Свободная и менее запуганная пресса с самого начала играла огромную роль в горбачевском плане демократических перемен. К концу 1987 года гласность уже шла полным ходом, а в начале 1988 года она привела к настоящей “Московской весне”: повсюду свобода слова успела дать не сотни, а тысячи побегов, и теперь на них распускались все новые цветы[1158]. Выступление Горбачева в ноябре 1987 года по случаю 70-летия революции, хотя и носило вполне умеренный характер, спровоцировало множество бурных откровений. “Аргументы и факты” (некогда скучная газета для партийных активистов, теперь выходившая тиражами в несколько миллионов) опубликовала материал, где говорилось, что в ходе сталинской коллективизации погибло больше 10 миллионов человек. “Московские новости” (быстро превратившиеся из таблоида для иностранных туристов в настоящую народную трибуну) утверждали (правда, не напрямую, а устами Збигнева Бжезинского в интервью газете), что 20 % внутреннего валового продукта СССР тратит на нужды обороны, тогда как в США на это расходуется всего 6 % ВВП). Бывший советник Брежнева Александр Бовин сообщил журналу “Новое время”, что некоторые критики за рубежом обзывали СССР “Верхней Вольтой с ракетами”. (Верхняя Вольта – маленькая, не имеющая выхода к морю страна в Западной Африке, – сейчас называется Буркина-Фасо.) Евгений Чазов, министр здравоохранения СССР (и личный врач высших советских руководителей), публично признал, что 30 % советских больниц не оснащены водопроводом и канализацией. На семинарах в Историко-архивном институте в Москве звучали такие обвинения, какие раньше можно было услышать разве что в частных разговорах, на кухнях, да и то после того, как телефон заваливали подушками: что сталинизм – разновидность тоталитаризма наравне с гитлеровщиной; что Николай Бухарин – сподвижник, а затем жертва Сталина, реабилитированный в юбилейном докладе Горбачева, – в действительности помог Сталину прийти к власти, а потом предал других, сознавшись в преступлениях, которых никогда не совершал; что марксистско-ленинская философия – и не марксистская, и не ленинская, и вообще не философия.
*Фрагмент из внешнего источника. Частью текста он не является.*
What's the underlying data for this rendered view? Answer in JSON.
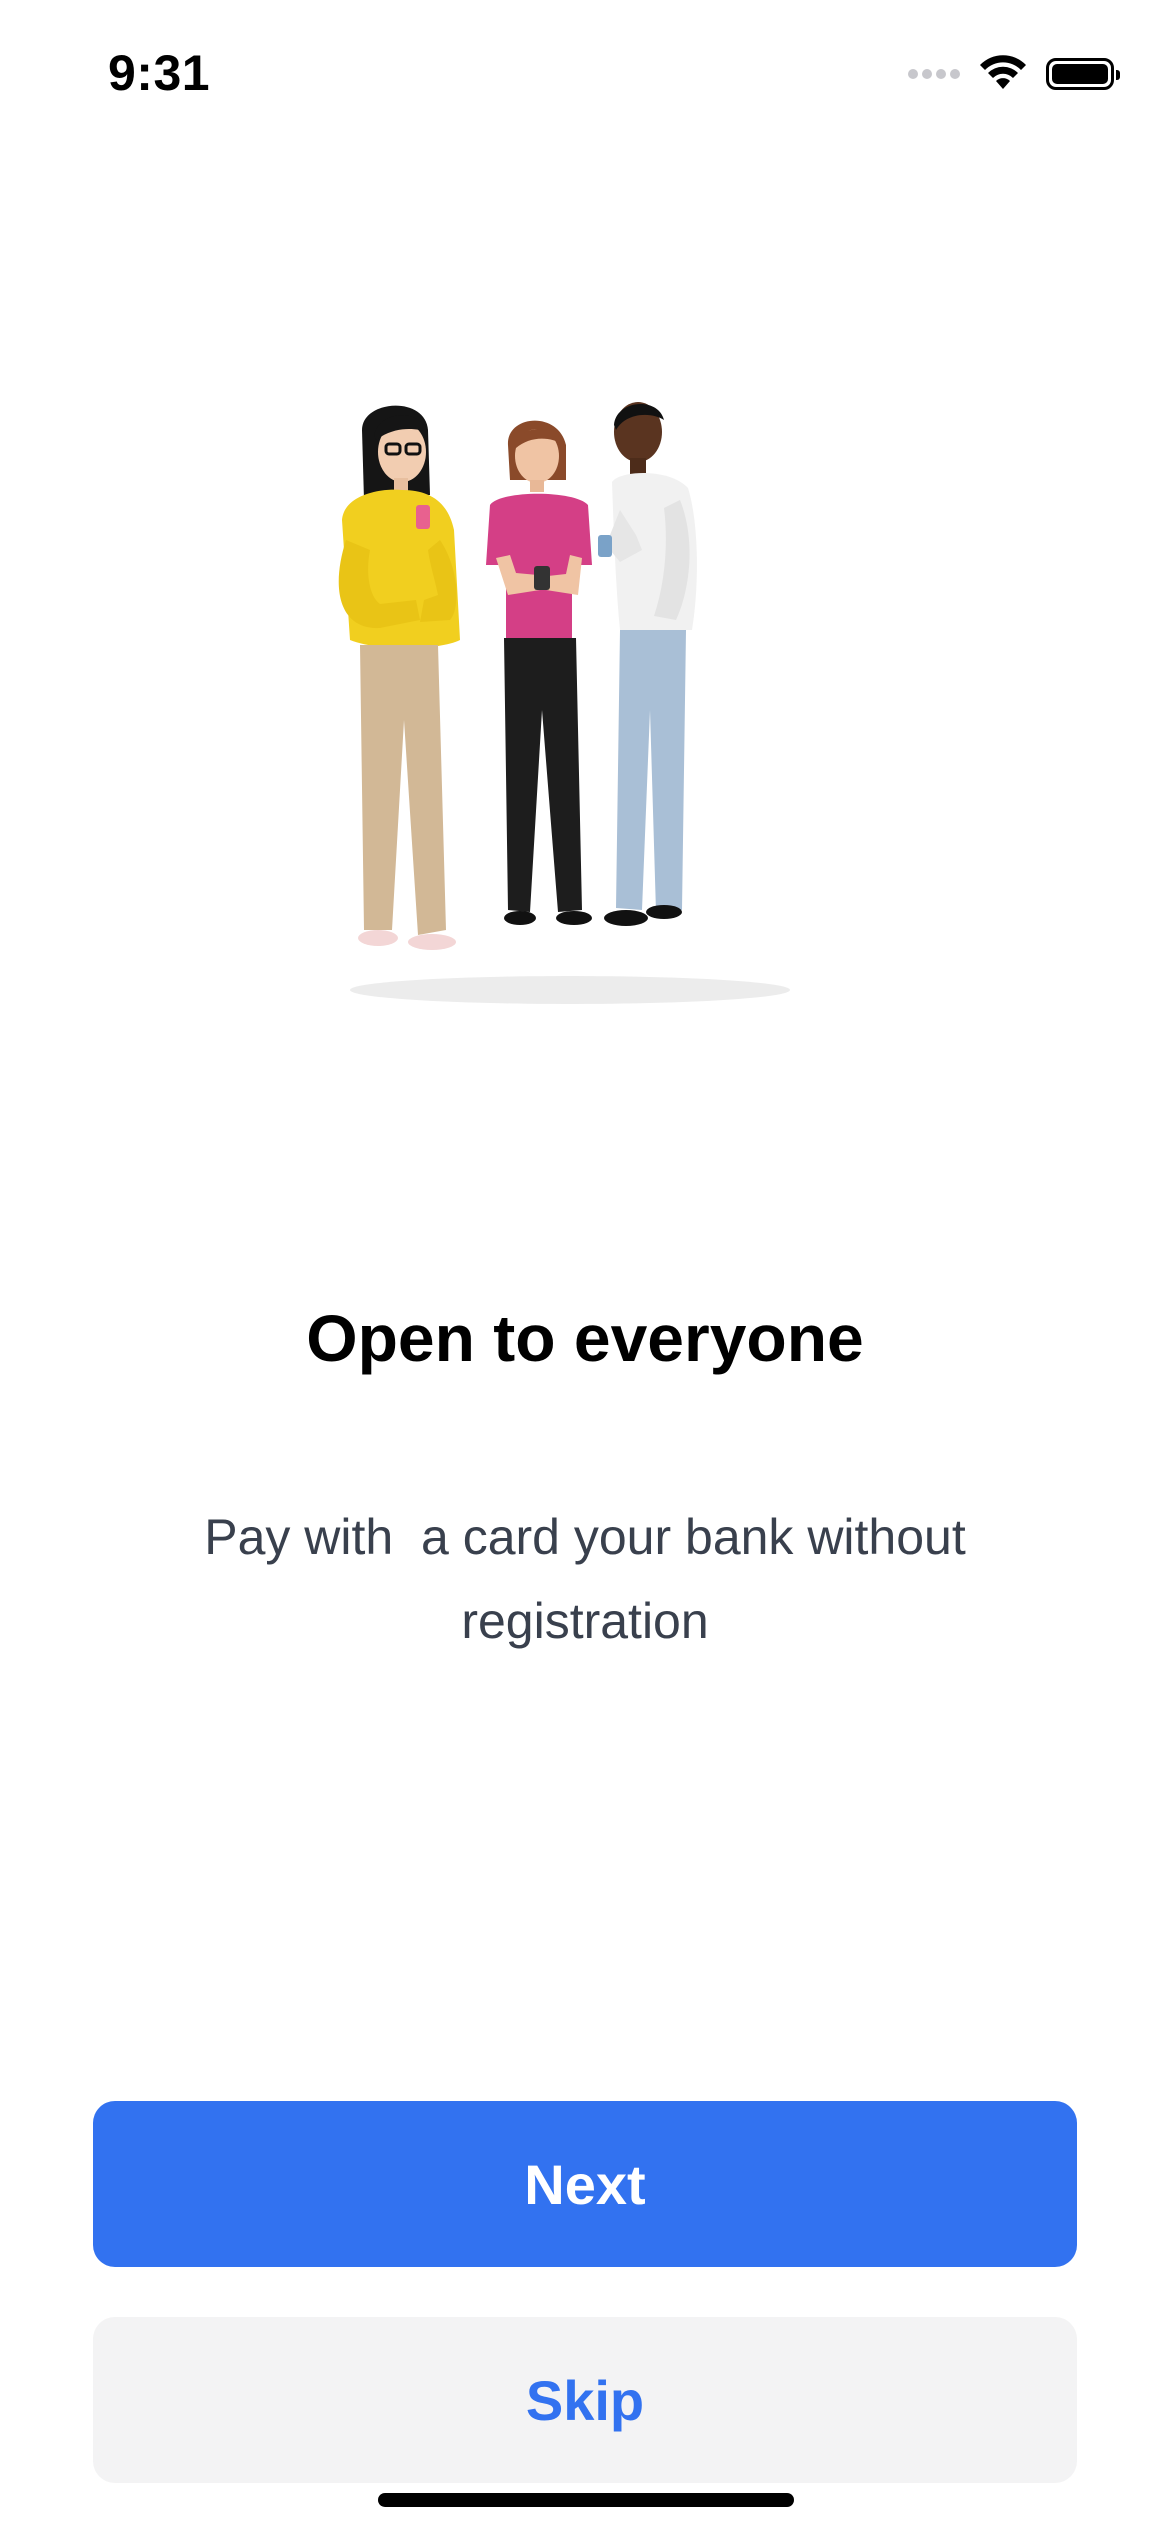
{
  "status_bar": {
    "time": "9:31",
    "icons": [
      "signal-icon",
      "wifi-icon",
      "battery-icon"
    ]
  },
  "illustration": {
    "icon": "people-illustration"
  },
  "onboarding": {
    "title": "Open to everyone",
    "description": "Pay with  a card your bank without registration"
  },
  "actions": {
    "next_label": "Next",
    "skip_label": "Skip"
  },
  "colors": {
    "accent": "#3272f0",
    "secondary_button_bg": "#f3f3f4",
    "description_text": "#39404d"
  }
}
Если судить по длинным очередям, которые выстраивались по утрам к газетным киоскам, вся Москва превратилась в сплошной семинар и усердно читала заданную литературу. Так называемые толстые журналы, где двести с лишним страниц отводилось прозе, стихам, литературной критике и публицистике (очеркам и личным мнениям, затрагивавшим общественные, экономические и политические темы), выходили огромными тиражами. У “Нового мира” – либерального журнала, начавшего год публикацией “Доктора Живаго” Бориса Пастернака, – насчитывалось 1 150 000 подписчиков. У “Дружбы народов”, которая в 1987 году частями печатала “Детей Арбата” Анатолия Рыбакова, тираж подскочил на 443 % – поразительный успех. “Огонек” (внешне – копия еженедельного журнала Life), имевший несколько миллионов читателей, рассказывал о том, как любимец Сталина, шарлатан от науки Трофим Лысенко, громил советскую биологию и травил выдающихся отечественных генетиков. Там же можно было узнать всю правду о советском конструкторе-ракетостроителе Сергее Королеве, который сидел при Сталине, прежде чем Хрущев дал ему возможность осуществить свои замыслы и запустить в космос первого человека. На самом деле, читателей было в четыре-пять раз больше: мало какая семья могла подписаться сразу на все интересное, поэтому журналами делились с друзьями, на них занимали очереди. Консервативные журналы, например “Москва” и “Молодая гвардия”, печатались более скромными тиражами. А “Правда” стала одним из тех немногих периодических изданий, которые, наоборот, читателей теряли.